One could maybe be forgiven for being suspicious of Lissy Trullie. The sylph-like New York-based former model will no doubt appeal to the sort of people who think the epitome of cool is a festival headlined by The Strokes with Jack Daniel’s branding, though cast your prejudices aside. Nothing elicits cries of derision more than the phrase model-turned-singer (or model-turned-anything for that matter) probably from the sort of people who troll messageboards telling Samantha Brick she has a funny face. The rest of us (for we are open-minded and urbane sorts) should listen up.
The self-titled debut album has been a long time coming, from an artist born Elizabeth McChesney. Having released a debut EP, Self-Taught Learner in early 2009, the autodidact has had plenty of time to get her shit together. Having worked tentatively on tracks with Bernard Butler at the end of the last decade (before binning them), she eventually went with producers John Hill (Santigold, MIA) and Dave Sitek of TV On The Radio, and so here we are finally. For those few of you who’ve been holding out, it lives up to expectation. For the rest of us it’s a knee-tremble-inducing thwack to the ass!

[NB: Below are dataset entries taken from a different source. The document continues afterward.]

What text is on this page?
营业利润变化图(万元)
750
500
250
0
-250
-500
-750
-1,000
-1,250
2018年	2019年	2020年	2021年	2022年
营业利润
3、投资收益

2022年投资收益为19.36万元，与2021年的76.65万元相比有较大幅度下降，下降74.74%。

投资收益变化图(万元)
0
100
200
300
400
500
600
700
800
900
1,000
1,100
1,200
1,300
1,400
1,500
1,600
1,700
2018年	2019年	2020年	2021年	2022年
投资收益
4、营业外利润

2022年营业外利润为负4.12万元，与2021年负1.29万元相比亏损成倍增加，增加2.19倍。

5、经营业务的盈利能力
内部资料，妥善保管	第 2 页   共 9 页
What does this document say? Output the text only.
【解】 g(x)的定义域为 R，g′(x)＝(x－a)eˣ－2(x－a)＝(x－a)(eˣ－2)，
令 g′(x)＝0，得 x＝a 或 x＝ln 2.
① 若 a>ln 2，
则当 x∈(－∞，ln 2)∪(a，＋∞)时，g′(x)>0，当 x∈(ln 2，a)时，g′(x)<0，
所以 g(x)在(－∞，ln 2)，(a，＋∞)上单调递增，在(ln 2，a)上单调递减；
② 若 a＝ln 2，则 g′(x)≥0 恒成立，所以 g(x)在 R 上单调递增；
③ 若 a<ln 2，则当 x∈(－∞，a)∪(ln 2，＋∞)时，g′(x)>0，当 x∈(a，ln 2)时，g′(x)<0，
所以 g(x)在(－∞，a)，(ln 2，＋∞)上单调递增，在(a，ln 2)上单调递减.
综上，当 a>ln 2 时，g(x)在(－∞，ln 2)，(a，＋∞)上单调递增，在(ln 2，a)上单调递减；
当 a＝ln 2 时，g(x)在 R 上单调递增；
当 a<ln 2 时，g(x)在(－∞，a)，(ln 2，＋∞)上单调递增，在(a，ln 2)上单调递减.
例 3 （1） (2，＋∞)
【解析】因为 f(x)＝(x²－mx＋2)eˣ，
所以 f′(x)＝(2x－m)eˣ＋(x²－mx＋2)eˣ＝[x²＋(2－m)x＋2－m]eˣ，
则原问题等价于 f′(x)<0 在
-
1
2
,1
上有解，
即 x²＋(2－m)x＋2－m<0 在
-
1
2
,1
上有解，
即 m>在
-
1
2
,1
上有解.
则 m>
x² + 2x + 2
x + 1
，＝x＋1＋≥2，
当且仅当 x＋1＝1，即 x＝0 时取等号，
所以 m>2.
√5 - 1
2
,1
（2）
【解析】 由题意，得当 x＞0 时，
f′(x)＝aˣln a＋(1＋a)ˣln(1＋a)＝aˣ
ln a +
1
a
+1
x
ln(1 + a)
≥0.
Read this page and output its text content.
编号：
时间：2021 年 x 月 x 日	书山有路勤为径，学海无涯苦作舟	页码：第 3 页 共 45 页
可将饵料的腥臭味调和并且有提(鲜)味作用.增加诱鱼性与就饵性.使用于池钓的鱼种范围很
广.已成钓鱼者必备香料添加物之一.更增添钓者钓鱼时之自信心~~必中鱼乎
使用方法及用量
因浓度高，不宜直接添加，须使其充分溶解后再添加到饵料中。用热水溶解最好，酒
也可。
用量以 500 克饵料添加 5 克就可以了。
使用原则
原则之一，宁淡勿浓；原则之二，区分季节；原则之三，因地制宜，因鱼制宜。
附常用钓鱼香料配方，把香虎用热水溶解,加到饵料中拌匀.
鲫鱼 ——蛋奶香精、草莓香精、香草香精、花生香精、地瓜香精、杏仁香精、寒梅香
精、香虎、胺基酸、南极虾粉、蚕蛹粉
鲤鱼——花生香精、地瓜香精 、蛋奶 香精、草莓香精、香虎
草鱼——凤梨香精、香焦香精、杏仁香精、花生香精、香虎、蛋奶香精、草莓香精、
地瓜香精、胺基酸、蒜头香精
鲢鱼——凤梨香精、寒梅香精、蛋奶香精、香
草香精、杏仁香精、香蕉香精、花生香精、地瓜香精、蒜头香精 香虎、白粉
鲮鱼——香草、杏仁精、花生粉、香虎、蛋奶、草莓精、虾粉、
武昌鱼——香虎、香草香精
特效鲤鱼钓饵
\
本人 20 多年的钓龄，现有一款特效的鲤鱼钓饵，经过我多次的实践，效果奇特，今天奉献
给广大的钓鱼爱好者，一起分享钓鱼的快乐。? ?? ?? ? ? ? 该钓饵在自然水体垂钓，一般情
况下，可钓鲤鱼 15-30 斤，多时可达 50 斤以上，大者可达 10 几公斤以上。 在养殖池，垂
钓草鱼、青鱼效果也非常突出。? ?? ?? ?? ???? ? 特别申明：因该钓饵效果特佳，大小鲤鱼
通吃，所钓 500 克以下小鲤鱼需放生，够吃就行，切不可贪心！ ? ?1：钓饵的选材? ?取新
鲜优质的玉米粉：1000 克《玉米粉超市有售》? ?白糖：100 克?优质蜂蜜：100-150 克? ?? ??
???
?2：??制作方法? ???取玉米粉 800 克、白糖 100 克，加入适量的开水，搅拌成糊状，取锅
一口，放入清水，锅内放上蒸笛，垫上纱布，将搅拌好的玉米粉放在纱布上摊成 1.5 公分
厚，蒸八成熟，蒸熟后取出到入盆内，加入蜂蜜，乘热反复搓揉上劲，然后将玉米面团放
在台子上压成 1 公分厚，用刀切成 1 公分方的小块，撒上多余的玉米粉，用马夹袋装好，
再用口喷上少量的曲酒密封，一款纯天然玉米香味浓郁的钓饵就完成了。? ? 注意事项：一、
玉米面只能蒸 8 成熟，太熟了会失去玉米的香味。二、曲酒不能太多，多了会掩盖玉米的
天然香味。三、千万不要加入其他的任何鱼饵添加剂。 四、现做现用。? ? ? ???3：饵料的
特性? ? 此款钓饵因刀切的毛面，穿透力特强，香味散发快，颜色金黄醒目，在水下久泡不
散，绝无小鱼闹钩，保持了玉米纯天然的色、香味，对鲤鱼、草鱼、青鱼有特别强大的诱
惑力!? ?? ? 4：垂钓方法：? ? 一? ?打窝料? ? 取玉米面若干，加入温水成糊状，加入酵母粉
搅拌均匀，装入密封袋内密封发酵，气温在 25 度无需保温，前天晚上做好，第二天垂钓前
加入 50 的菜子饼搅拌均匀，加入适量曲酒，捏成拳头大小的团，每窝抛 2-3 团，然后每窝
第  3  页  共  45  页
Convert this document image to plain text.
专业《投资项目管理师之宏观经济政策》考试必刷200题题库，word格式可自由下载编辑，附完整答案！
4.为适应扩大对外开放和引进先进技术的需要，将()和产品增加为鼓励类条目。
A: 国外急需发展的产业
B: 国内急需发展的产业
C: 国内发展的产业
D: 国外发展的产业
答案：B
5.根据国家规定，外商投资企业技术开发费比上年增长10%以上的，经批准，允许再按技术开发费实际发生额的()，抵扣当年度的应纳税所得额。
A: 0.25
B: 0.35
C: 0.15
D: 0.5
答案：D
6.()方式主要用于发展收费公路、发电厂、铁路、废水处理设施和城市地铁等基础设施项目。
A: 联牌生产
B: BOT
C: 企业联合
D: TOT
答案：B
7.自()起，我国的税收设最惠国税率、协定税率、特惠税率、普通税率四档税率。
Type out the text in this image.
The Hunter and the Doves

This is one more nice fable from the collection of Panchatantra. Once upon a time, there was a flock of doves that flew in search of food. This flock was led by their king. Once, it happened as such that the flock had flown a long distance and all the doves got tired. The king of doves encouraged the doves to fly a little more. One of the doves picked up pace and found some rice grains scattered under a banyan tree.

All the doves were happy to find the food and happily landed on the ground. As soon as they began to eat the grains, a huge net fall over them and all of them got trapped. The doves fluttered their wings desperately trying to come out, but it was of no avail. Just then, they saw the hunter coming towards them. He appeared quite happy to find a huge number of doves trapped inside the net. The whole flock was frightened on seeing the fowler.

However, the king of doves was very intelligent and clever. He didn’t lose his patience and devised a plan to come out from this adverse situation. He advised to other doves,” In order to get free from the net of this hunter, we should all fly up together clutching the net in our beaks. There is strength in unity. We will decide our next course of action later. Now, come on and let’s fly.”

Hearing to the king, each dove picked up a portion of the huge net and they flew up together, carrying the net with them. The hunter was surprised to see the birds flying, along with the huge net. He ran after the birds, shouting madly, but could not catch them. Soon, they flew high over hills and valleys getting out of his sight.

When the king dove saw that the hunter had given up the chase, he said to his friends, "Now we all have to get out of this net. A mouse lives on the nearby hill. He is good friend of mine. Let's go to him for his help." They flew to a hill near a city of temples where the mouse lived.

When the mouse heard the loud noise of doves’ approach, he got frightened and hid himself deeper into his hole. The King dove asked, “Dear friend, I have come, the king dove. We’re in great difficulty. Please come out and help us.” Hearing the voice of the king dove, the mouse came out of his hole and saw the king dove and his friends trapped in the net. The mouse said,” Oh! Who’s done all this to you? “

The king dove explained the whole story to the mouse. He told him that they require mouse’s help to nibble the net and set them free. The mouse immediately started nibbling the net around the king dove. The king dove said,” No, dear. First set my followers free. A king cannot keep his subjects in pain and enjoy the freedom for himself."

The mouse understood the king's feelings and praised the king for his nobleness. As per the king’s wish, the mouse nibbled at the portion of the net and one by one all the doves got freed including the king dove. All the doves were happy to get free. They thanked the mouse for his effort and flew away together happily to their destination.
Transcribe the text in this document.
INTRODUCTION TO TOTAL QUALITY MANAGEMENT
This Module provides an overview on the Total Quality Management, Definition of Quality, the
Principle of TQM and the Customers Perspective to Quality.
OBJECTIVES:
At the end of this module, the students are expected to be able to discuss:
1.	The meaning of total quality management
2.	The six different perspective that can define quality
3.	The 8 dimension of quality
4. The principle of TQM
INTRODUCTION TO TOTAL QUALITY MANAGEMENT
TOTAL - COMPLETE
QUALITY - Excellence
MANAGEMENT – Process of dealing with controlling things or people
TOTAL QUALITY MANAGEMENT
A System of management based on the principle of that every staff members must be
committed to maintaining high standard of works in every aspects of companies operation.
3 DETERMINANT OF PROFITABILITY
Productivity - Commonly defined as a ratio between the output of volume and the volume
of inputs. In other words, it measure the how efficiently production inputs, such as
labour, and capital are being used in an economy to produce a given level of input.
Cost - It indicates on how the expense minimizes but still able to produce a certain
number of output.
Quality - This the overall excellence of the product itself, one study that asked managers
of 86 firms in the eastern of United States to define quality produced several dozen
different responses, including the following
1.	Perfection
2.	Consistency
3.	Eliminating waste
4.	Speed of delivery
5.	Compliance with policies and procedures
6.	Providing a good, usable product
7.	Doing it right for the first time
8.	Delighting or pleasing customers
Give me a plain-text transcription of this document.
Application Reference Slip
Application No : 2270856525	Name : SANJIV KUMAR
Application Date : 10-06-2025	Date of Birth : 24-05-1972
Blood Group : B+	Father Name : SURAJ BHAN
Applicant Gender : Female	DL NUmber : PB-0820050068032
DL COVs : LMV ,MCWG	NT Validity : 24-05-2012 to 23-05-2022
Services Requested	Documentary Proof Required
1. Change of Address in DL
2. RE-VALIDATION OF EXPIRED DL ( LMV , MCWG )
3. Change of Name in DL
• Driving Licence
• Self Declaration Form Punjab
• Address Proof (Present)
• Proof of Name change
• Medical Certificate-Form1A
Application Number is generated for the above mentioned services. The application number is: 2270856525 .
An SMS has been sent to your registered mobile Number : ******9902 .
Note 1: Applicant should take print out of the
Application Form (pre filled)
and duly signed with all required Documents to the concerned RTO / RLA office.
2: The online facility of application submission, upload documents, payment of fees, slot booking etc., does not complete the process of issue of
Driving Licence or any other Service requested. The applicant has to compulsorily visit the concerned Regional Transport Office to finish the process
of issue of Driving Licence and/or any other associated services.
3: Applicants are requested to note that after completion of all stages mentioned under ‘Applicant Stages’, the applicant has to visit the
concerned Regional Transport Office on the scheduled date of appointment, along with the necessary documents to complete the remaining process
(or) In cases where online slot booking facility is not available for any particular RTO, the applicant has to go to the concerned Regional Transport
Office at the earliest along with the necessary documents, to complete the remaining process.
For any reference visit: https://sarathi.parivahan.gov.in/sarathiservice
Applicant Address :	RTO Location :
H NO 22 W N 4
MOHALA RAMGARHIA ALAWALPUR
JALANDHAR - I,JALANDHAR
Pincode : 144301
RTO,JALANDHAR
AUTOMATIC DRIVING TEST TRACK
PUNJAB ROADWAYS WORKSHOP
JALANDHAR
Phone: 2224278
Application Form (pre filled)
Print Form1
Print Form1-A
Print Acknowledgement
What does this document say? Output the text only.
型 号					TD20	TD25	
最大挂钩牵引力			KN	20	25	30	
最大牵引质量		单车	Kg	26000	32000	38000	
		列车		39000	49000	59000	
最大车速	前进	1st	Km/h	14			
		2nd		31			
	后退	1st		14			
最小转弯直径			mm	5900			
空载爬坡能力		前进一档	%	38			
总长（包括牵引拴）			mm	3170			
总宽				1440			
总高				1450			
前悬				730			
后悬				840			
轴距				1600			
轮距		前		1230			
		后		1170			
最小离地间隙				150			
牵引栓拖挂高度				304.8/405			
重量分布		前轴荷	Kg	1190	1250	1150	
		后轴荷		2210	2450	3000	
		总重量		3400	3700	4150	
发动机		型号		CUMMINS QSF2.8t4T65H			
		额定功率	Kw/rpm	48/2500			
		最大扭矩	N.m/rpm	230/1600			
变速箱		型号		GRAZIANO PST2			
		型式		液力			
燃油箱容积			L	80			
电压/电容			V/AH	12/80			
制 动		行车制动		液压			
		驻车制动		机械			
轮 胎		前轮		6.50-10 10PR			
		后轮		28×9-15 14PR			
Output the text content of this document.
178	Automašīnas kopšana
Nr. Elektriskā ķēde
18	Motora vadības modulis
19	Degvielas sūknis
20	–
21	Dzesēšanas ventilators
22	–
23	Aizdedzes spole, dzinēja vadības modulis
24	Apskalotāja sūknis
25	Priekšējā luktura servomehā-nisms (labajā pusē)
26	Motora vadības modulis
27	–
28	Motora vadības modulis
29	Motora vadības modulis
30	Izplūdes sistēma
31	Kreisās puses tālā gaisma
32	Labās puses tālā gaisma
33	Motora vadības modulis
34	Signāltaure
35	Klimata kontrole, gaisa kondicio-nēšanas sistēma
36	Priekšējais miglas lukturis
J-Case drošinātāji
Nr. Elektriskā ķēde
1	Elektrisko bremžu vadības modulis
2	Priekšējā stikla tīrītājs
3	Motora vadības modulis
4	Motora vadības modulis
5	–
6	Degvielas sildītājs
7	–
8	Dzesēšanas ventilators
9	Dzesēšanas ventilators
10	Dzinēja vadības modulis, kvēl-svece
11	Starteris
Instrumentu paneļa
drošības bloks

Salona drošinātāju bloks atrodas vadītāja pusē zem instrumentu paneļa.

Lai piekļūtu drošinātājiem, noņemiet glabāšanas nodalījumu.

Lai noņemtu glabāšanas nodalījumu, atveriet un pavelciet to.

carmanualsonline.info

First up, Lissy’s insouciant delivery and impressive range, which scales the heavens one minute and fills her boots the next, marks her out as a singer of some considerable talent, and her voice is always engaging and likable. Then there are the songs, from the spiky and infectious new wave pop of ‘X Red’ to the maudlin majesty of ‘Madeleine’, a song that emotes great suffering, and healing too. "Madeleine," she sings, "all our wiring’s gone awry, hope the doctor makes it right… all our insides in a pile, dark blue with iodine". It’s bold and graphic, and quite depressing actually – but as the band kicks in so does a glimmer of hope, and a plaintive and despairing track becomes something entirely moving.
If on occasion the angular hooks of tracks like ‘You Bleed You’ sound like they’re a little behind the curve (and chances are they were in production when that particular sound was au courant) then there’s plenty of excellent songwriting to negate any concerns of this nature. ‘Caring’ has the jaunty charm of ‘Don’t Get Me Wrong’ by the Pretenders on a first listen, and on repeat listens should set your heart to bursting. But best of all is opener ‘Rules We Obey’, which commences bravely, with simple organ followed by military snare and Trullie’s naked vox, before soaring to magnificence with the help of an understated flugelhorn.
It’s not Lissy’s fault that God made her beautiful. Leave any hostility at the door, and fall truly, madly, deeply in love with this record.